July 17, 2010: The newly elected president Aquino is expected to come up with some new ideas for dealing with the communist rebels, Moslem separatists and Islamic terrorists. That's going to be difficult, as all three of these problems have been around for decades, and been subjected to a wide array of solutions. None have worked, and really new ideas are scarce. Meanwhile, officials in the south have been ordered to get the remaining refugees from an MILF uprising two years ago, returned to their homes within two months. The refugees are scattered in several refugee camps, and totally dependent on the government for supplies. Originally over 100,000 Christians were driven from their villages by rogue MILF commanders.

Then there is the problem with dozens of private armies, and the illegal weapons many of these fighters use. There are believed to be three million firearms in the country of 90 million, but 40 percent of these pistols and rifles are unregistered and illegal.

The army has asked for an additional $195 million for next year, so they can raise another eleven infantry battalions and upgrade equipment and training.

July 16, 2010: On Jolo, police are trying to find out if a 70 year old Japanese man, who had lived in the area for five years, and was recently kidnapped by Abu Sayyaf or gangsters. Elsewhere in the south, NPA rebels released a soldier they had kidnapped last month. This was done mainly for propaganda purposes.

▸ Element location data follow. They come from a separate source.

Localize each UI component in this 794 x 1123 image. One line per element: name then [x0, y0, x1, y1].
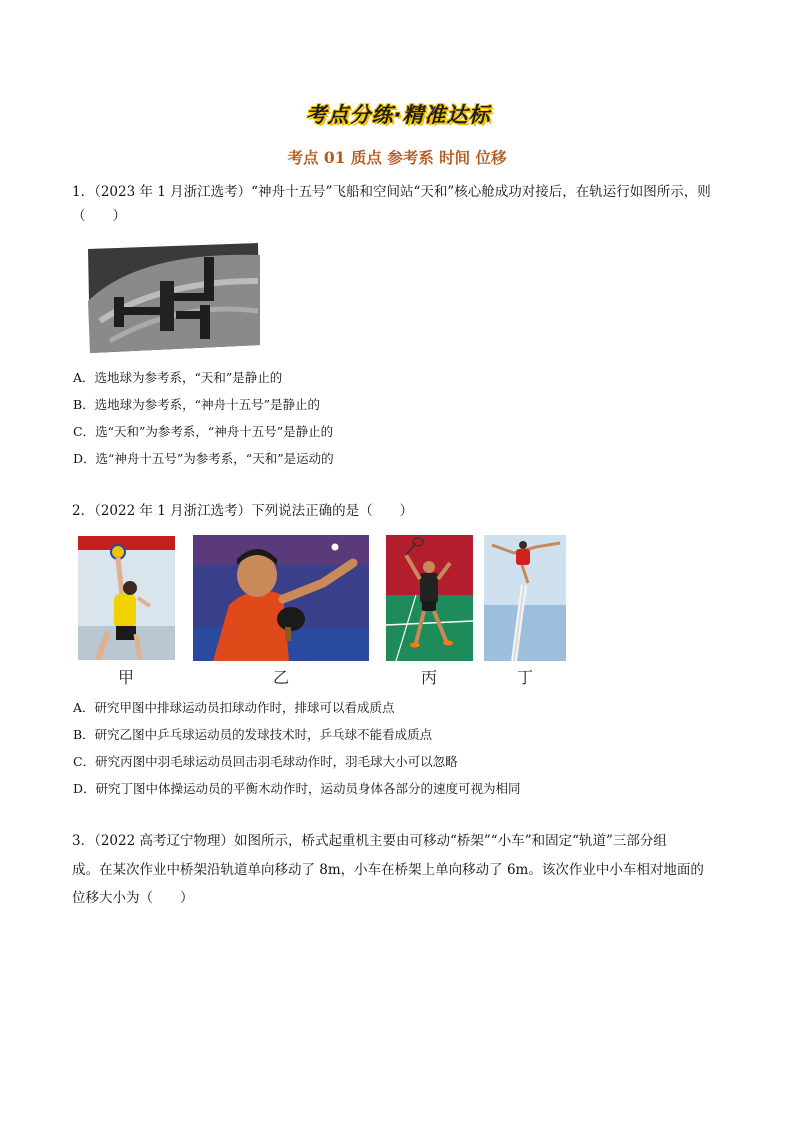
question-2-text: 2．（2022 年 1 月浙江选考）下列说法正确的是（ ） [72, 503, 414, 519]
section-banner: 考点分练·精准达标 [305, 103, 491, 127]
caption-bing: 丙 [420, 668, 437, 687]
section-subtitle: 考点 01 质点 参考系 时间 位移 [287, 148, 507, 167]
badminton-image [386, 535, 473, 661]
caption-jia: 甲 [117, 668, 134, 687]
space-station-image [80, 241, 262, 355]
question-3-line-2: 成。在某次作业中桥架沿轨道单向移动了 8m，小车在桥架上单向移动了 6m。该次作业中小车相对地面的 [72, 862, 704, 878]
q2-option-a: A．研究甲图中排球运动员扣球动作时，排球可以看成质点 [73, 700, 395, 715]
q1-option-b: B．选地球为参考系，“神舟十五号”是静止的 [73, 397, 320, 412]
volleyball-image [78, 536, 175, 660]
q1-option-c: C．选“天和”为参考系，“神舟十五号”是静止的 [73, 424, 334, 439]
q2-option-b: B．研究乙图中乒乓球运动员的发球技术时，乒乓球不能看成质点 [73, 727, 433, 742]
q1-option-a: A．选地球为参考系，“天和”是静止的 [73, 370, 283, 385]
q2-option-d: D．研究丁图中体操运动员的平衡木动作时，运动员身体各部分的速度可视为相同 [73, 781, 521, 796]
balance-beam-image [484, 535, 566, 661]
question-3-line-3: 位移大小为（ ） [72, 890, 194, 906]
q1-option-d: D．选“神舟十五号”为参考系，“天和”是运动的 [73, 451, 334, 466]
question-1-text: 1．（2023 年 1 月浙江选考）“神舟十五号”飞船和空间站“天和”核心舱成功对接后，在轨运行如图所示，则（ ） [72, 184, 711, 224]
question-3-line-1: 3．（2022 高考辽宁物理）如图所示，桥式起重机主要由可移动“桥架”“小车”和固定“轨道”三部分组 [72, 833, 667, 849]
caption-ding: 丁 [516, 668, 533, 687]
caption-yi: 乙 [272, 668, 289, 687]
q2-option-c: C．研究丙图中羽毛球运动员回击羽毛球动作时，羽毛球大小可以忽略 [73, 754, 458, 769]
table-tennis-image [193, 535, 369, 661]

July 13, 2010: In the south, 200 MILF rebels raided a village in the south, burning 60 homes and driving hundreds of civilians away. This was in Maguindanao province, where a bloody feud between pro-government clans has been getting most of the attention. But those Moslem clans, and their militias, are there to keep the MILF away. The Ampatuan clan lost the recent elections in Maguindanao province. Esmael Mangudadatu, the head of a rival clan won, largely because of a massacre of his kin, followers and journalists by Ampatuan gunmen last November. As a result, Ampatuan clan leaders moved their families out of the province, knowing that the Maguindanao is likely to seek vengeance. The newly elected Maguindanao governor lost his wife and two sisters in the massacre (that killed 54 other people as well.) Government efforts to prosecute Ampatuans for the killings have been moving slowly. A judge recently accused the Ampatuans of trying to bribe witnesses, an effort that did not succeed. The Ampatuans apparently has some friends inside the government, who helped broker the bribery attempt.

Elsewhere in the south, an MILF ambush killed a soldier.

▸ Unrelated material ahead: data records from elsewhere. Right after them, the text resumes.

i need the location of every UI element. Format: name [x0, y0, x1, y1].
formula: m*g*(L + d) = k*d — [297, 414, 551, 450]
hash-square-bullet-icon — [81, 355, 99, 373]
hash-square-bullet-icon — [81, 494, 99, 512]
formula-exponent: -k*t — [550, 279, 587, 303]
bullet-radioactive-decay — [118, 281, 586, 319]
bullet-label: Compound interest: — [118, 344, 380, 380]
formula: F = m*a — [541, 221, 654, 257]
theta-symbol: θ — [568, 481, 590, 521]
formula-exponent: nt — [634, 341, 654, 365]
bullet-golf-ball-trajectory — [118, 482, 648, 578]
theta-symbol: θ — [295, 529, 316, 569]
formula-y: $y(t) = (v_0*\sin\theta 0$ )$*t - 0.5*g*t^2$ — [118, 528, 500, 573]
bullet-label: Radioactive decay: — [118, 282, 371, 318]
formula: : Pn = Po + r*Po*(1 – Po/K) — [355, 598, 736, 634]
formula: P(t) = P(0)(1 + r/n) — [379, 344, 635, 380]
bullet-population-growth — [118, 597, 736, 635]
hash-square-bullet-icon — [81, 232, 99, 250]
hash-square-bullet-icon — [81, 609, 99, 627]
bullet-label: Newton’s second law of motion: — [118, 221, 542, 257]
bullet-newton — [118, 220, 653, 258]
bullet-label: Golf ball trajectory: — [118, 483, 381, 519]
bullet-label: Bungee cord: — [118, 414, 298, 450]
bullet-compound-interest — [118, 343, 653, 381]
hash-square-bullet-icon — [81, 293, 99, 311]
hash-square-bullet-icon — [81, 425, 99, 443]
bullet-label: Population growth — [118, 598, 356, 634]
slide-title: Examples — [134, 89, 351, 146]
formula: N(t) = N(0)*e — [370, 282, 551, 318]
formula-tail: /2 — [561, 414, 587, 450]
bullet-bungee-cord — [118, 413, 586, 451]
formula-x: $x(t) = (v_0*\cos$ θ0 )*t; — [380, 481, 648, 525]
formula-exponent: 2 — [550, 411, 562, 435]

July 12, 2010:  In the south, a bomb went off near a police base, and a seven year old child, playing nearby, was killed and five other civilians wounded.

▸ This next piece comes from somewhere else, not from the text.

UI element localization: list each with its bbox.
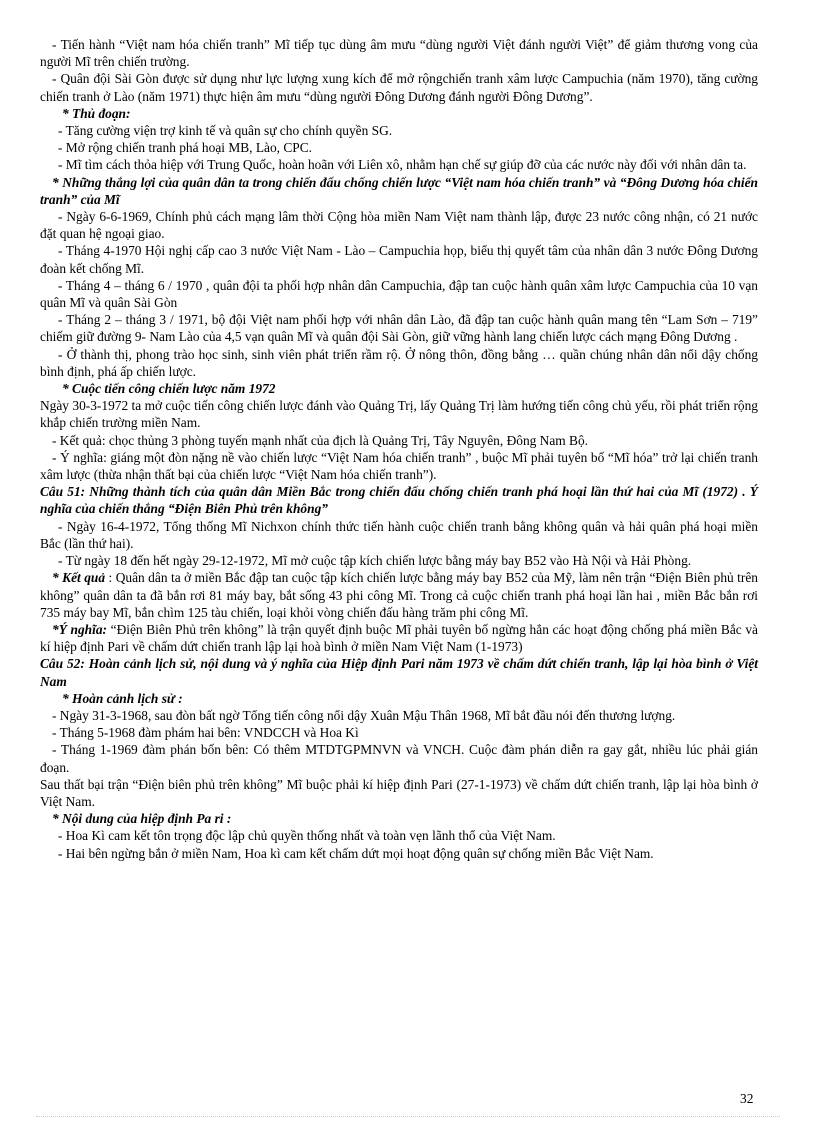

July 10, 2010: In the south, Islamic radicals killed three civilians suspected of being police informers. More civilians are supplying information on Islamic separatist (MILF) and terrorist (Abu Sayyaf) organizations, because many of these groups have degenerated into criminal gangs that prey on the Moslem population they claim to be serving.

July 9, 2010:  In the north, seven soldiers were killed in a NPA ambush.

July 8, 2010: In the south, soldiers and MILF gunmen clashed, and three civilians were killed and four wounded when caught in the crossfire.